📰 AI 资讯

RealSkin: Spatio-Spectral Partial Neural Adjoint Maps for Image-to-3D Attribute Transfer

2026-07-15 04:00

arXiv:2607.12495v1 Announce Type: new Abstract: Creating photorealistic 3D assets requires bridging the appearance gap between real-world observations and synthetic models. A promising approach is to transfer visual attributes from real images onto synthetic 3D surfaces.
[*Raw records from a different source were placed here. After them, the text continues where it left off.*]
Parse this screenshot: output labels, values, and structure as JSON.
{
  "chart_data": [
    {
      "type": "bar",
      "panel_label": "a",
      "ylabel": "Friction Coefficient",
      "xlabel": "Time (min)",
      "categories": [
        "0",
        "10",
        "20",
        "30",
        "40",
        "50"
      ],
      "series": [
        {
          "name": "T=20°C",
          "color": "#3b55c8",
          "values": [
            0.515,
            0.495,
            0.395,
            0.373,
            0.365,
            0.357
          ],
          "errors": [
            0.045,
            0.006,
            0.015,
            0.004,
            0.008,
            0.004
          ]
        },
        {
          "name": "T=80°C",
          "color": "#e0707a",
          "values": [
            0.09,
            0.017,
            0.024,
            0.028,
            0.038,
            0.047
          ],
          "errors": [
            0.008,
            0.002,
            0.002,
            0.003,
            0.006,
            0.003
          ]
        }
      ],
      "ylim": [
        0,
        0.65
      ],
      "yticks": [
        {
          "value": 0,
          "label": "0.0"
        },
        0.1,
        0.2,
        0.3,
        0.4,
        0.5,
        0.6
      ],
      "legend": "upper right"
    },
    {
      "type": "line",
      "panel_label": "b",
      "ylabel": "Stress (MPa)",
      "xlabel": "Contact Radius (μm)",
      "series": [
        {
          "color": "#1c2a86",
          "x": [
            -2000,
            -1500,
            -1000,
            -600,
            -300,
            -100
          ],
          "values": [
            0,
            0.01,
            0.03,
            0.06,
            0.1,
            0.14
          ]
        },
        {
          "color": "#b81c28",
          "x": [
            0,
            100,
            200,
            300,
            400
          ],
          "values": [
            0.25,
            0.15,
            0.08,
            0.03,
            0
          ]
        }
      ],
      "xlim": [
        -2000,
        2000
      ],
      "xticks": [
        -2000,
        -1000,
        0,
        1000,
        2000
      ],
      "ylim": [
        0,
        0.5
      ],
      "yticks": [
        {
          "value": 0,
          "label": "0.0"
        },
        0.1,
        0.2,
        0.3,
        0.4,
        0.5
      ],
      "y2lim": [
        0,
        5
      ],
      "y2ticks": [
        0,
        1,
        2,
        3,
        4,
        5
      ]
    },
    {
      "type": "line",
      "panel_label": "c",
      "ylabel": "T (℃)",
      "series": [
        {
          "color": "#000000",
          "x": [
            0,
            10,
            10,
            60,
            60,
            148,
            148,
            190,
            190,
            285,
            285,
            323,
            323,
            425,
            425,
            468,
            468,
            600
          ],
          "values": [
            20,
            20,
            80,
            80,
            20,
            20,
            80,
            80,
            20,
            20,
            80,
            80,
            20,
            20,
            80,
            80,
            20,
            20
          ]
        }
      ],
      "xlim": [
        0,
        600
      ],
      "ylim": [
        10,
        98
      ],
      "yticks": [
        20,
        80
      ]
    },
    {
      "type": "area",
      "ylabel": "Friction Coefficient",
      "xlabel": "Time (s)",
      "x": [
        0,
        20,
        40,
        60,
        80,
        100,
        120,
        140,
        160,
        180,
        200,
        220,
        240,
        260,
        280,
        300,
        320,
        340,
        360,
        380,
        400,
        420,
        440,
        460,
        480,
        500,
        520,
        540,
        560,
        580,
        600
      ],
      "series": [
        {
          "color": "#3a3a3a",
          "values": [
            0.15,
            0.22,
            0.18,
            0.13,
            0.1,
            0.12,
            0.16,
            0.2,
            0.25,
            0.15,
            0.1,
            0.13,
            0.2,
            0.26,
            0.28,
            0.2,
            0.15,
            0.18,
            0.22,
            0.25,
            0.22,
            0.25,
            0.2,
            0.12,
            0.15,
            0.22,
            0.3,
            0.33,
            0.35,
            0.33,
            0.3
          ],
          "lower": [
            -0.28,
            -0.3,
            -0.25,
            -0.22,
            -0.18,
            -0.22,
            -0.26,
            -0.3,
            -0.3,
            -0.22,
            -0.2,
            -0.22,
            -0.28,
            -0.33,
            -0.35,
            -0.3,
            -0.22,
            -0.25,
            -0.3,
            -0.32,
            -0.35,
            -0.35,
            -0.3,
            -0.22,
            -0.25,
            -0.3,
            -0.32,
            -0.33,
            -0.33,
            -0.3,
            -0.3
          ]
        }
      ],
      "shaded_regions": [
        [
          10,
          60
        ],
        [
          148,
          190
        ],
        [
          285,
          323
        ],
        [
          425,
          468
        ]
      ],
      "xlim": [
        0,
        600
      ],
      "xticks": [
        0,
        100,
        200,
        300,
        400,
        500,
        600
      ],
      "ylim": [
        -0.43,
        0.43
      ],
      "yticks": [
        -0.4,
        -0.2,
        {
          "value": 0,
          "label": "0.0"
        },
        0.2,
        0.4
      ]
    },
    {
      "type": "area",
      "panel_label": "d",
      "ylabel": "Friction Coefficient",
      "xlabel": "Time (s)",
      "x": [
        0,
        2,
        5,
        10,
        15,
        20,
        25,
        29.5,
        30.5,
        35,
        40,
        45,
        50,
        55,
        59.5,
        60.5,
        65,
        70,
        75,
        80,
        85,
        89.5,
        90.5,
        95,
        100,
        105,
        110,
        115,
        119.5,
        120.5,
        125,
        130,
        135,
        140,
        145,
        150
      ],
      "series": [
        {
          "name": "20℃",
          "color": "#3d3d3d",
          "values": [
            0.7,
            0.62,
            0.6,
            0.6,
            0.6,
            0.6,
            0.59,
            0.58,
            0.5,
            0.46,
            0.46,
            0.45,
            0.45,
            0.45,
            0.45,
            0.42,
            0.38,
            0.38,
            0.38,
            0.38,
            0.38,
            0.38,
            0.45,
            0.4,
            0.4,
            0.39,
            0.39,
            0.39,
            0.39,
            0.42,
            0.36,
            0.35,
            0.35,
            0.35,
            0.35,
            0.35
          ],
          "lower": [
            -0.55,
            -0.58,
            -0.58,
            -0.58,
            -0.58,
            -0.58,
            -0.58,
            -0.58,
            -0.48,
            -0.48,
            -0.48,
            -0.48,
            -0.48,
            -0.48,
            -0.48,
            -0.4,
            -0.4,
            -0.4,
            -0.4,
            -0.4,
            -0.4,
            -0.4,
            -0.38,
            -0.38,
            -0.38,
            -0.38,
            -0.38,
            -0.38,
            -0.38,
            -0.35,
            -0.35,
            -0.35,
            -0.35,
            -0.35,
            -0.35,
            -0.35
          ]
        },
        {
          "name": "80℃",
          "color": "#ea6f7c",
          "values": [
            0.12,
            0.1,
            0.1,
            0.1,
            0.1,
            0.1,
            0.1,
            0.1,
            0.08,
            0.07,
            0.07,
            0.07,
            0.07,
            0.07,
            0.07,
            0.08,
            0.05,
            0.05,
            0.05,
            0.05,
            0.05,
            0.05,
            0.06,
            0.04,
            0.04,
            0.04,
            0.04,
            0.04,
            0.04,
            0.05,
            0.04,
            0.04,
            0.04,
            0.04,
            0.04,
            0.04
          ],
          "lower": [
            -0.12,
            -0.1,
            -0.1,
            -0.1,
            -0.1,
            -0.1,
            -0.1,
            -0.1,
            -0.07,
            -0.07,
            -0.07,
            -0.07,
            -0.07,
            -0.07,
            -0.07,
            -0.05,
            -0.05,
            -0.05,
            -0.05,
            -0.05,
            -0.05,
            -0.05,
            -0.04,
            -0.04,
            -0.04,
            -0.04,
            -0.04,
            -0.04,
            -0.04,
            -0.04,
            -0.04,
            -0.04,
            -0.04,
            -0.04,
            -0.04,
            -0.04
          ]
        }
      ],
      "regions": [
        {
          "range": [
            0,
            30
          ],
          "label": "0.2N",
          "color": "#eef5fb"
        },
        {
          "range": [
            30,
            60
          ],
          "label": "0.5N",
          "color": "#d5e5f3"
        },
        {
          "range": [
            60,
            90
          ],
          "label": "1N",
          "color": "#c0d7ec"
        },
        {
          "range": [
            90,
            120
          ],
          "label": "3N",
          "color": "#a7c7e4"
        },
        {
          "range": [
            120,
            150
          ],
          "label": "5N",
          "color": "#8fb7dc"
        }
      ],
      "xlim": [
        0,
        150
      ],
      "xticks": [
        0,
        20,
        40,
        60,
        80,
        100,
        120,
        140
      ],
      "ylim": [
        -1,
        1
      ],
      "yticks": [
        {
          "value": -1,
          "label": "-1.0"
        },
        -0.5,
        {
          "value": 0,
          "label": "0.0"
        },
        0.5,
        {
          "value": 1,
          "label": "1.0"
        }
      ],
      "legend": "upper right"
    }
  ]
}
Traditional methods struggle with resolution mismatch and the inherent discreteness of point correspondences. In contrast, resolution-robust functional maps enable smooth attribute propagation but rely on near-isometry assumptions and topological consistency. To address these limitations, we propose RealSkin, a self-supervised framework that performs correspondence optimization in a learned spectral domain, guided by spatial correspondences. We first introduce a spatial-guided registration algorithm to establish coarse correspondences under severe topological discrepancies. To relax strict isometric assumptions and handle partial correspondences, we further design a spectral-aware neural adjoint network that incorporates partial correspondences into a neural function space and models non-isometric residuals for correspondence refinement. Experimental results demonstrate that our method achieves state-of-the-art performance on challenging real-to-synthetic scenarios. The code will be publicly released.